La latence en jachère
Éditorial

La latence en jachère

Le prochain congrès Bébés/Ados s’annonce bientôt, porteur d’attentes et de promesses… Qui pourrait s’en plaindre quand on sait la fête de la pensée qui s’y joue à chaque fois ? Pour autant, il ne faudrait pas que les bébés et les adolescents nous fassent oublier la période de latence qui est loin de nous avoir livré tous ses secrets. Elle a été suffisamment en jachère et il est temps, maintenant, de reprendre à bras-le-corps tous les problèmes théorico-cliniques passionnants qu’elle continue, fort heureusement, à nous poser.

La latence n’est pas universelle, et elle n’est pas un stade comme les autres : plus que les autres, elle est le fruit d’une co-construction entre l’enfant et ses parents qui ont besoin, les uns comme les autres, de se reposer de leurs turbulences œdipiennes ou contre-œdipiennes. Ceci étant, l’augmentation considérable des tentatives de suicide chez les pré-adolescents peut faire penser que la sortie de la période de latence se complique aujourd’hui singulièrement – avec un découplage de plus en plus fréquent entre la puberté (du corps) et le pubertaire (de la psyché) – phénomène qui interroge tout à la fois et l’histoire précoce des bébés et les transformations de l’adolescence.

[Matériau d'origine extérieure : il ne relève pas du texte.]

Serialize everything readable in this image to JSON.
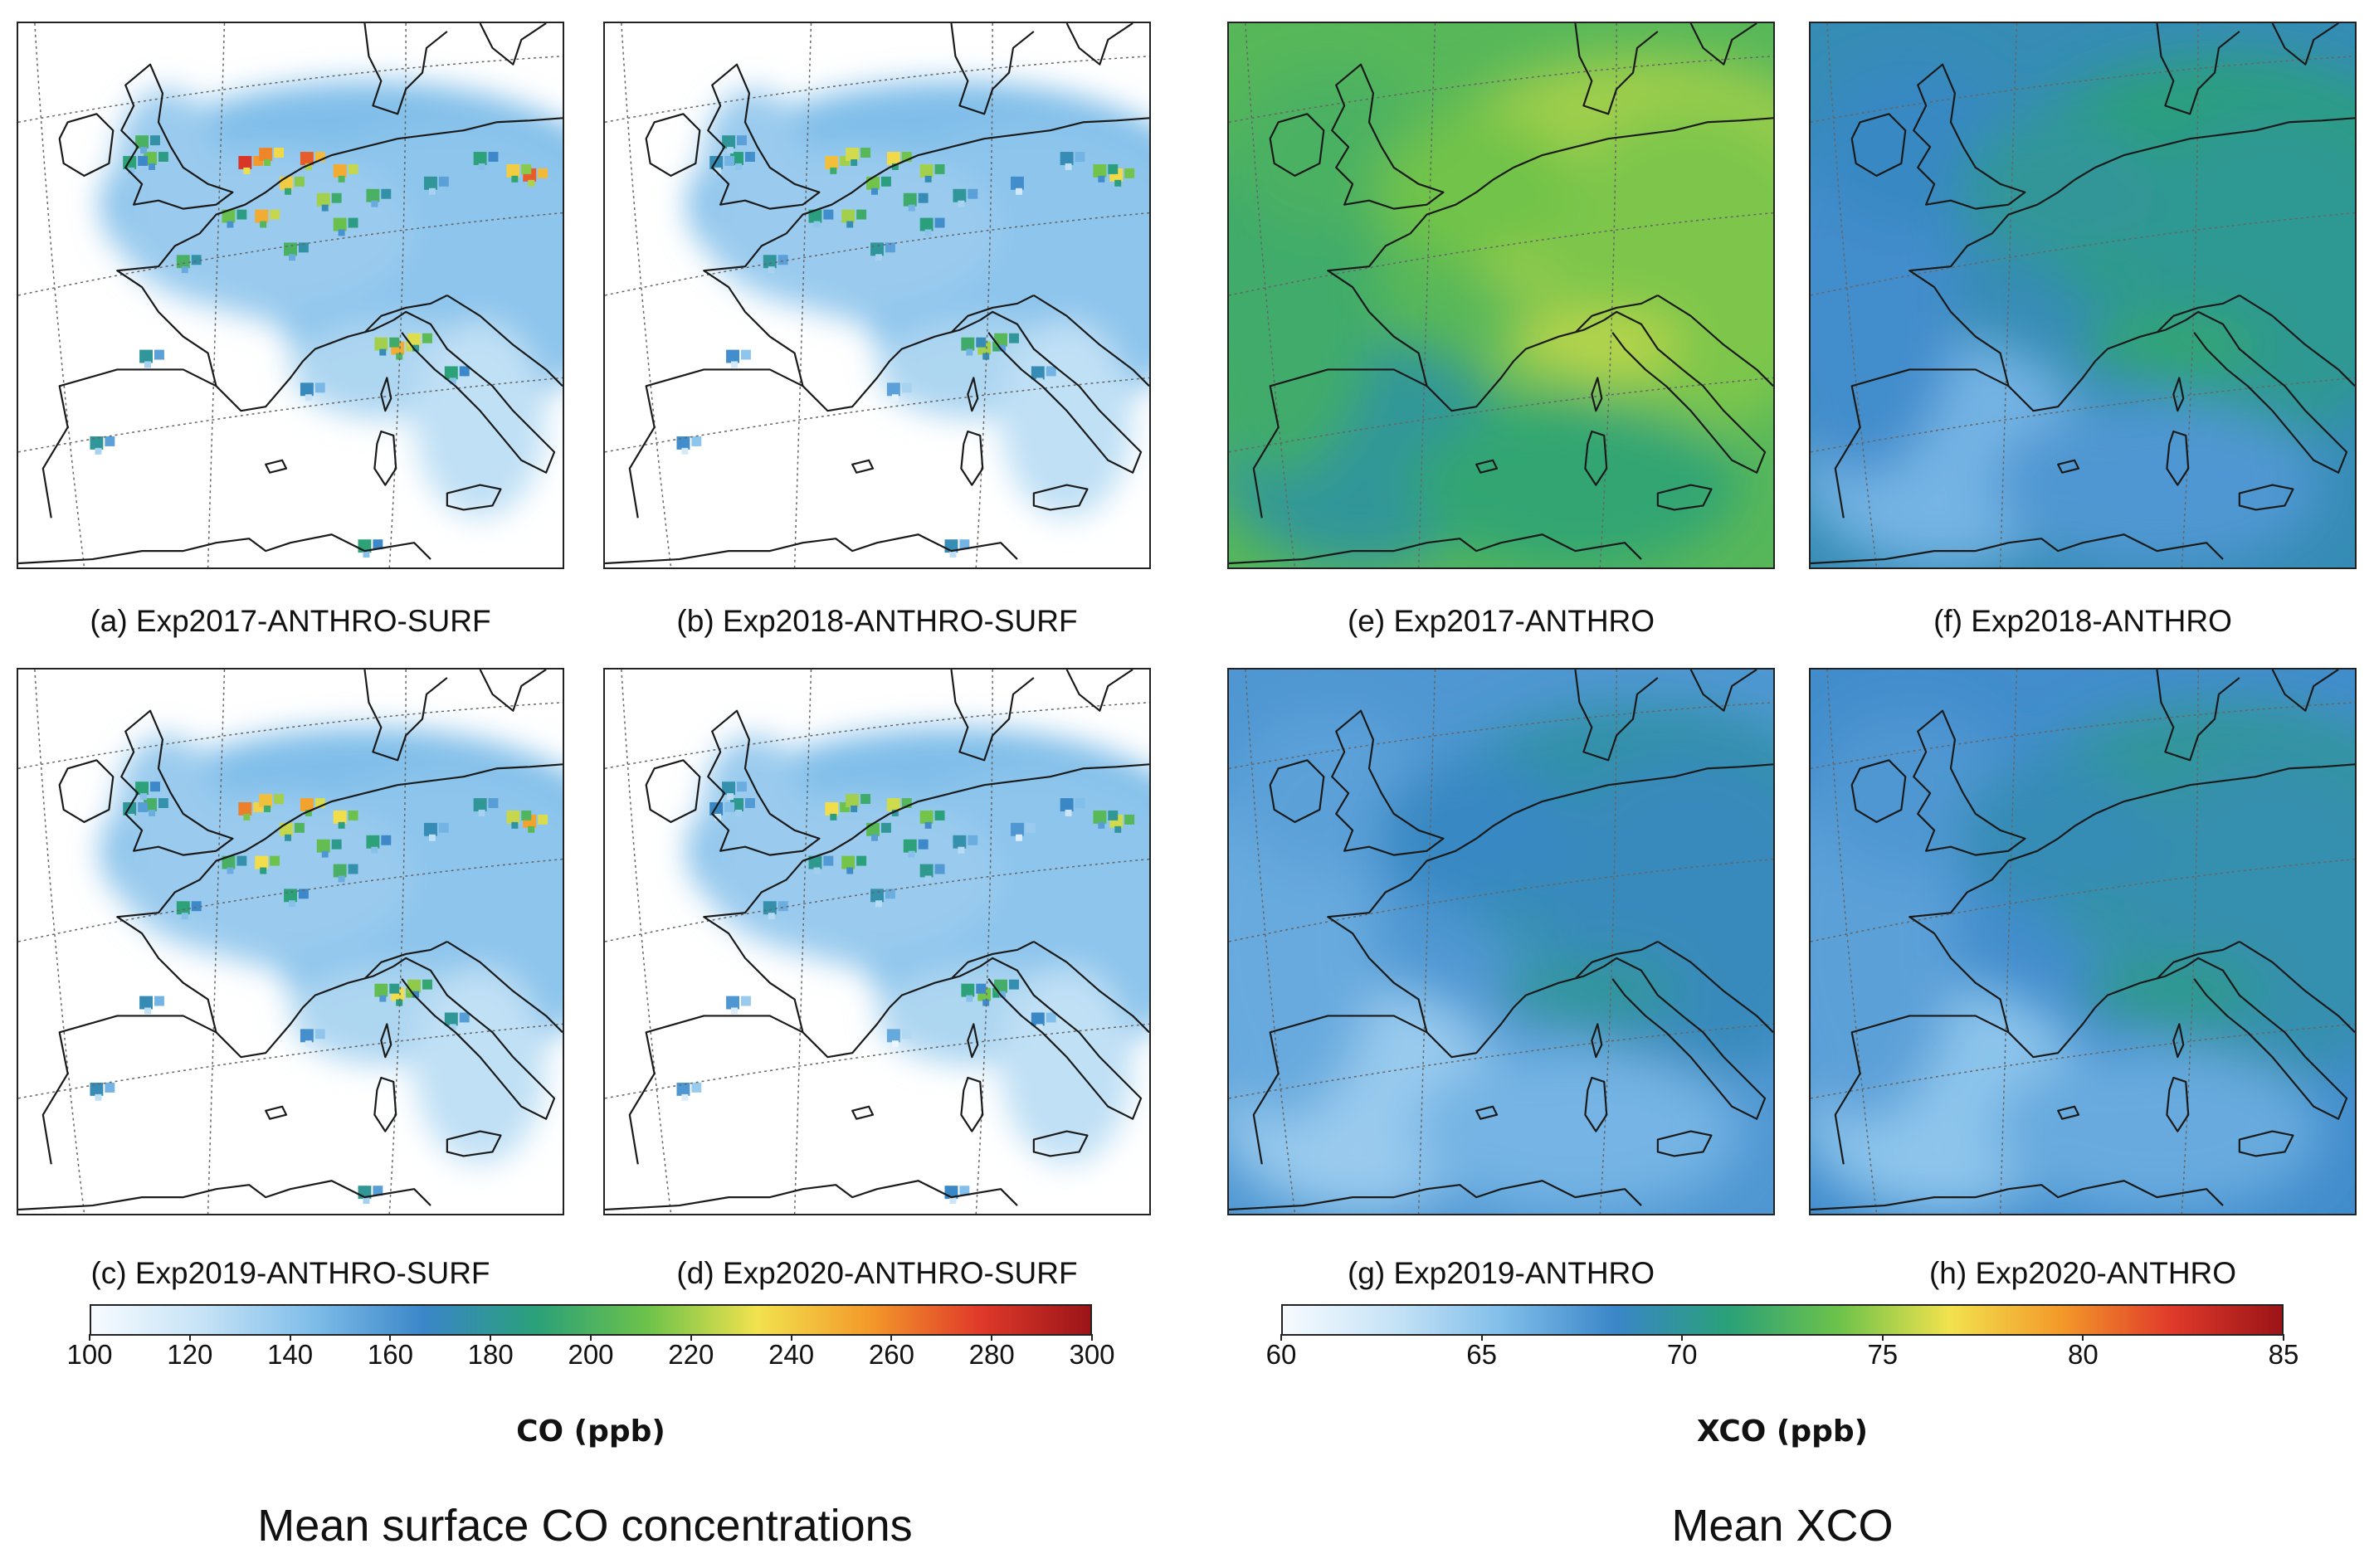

Si les bébés n’ont plus le temps suffisant d’être des bébés, leur différenciation intersubjective ne peut être que fragile et, dès lors, ce qui s’en rejoue à l’adolescence, cette fois-ci en termes de séparation, risque peut-être de fonctionner comme une réelle menace développementale. Les bébés sont relativement rares, ils sont d’autant plus précieux, on leur demande d’être parfaits et de plus en plus vite autonomes. Ceci ne peut être sans conséquence, et doit nous amener à un plaidoyer en faveur du droit à l’enfance, et pas seulement en faveur des droits de l’enfant. A Cerisy-la-Salle, vient de se tenir un colloque d’une rare qualité sur le thème de la narrativité, au cours duquel le concept « d’identité narrative » de Paul Ricœur s’est trouvé maintes fois évoqué, et nous avons pu sentir à quel point il n’y a pas de narrativité sans temporalité : un temps pour vivre l’histoire, un temps pour la raconter, un temps pour se la raconter.
Si nous n’accordons pas aux bébés le droit de l’être suffisamment longtemps, alors c’est l’entrée dans l’adolescence qui deviendra problématique pour eux, avec une réactivation des angoisses premières de différenciation désormais inaptes à se rejouer en angoisses de séparation structurantes. Autrement dit, vive la latence qui nous éclaire sur son amont et sur son aval, amont et aval que le prochain congrès Bébés/Ados va chercher, à nouveau, à mettre utilement en résonance.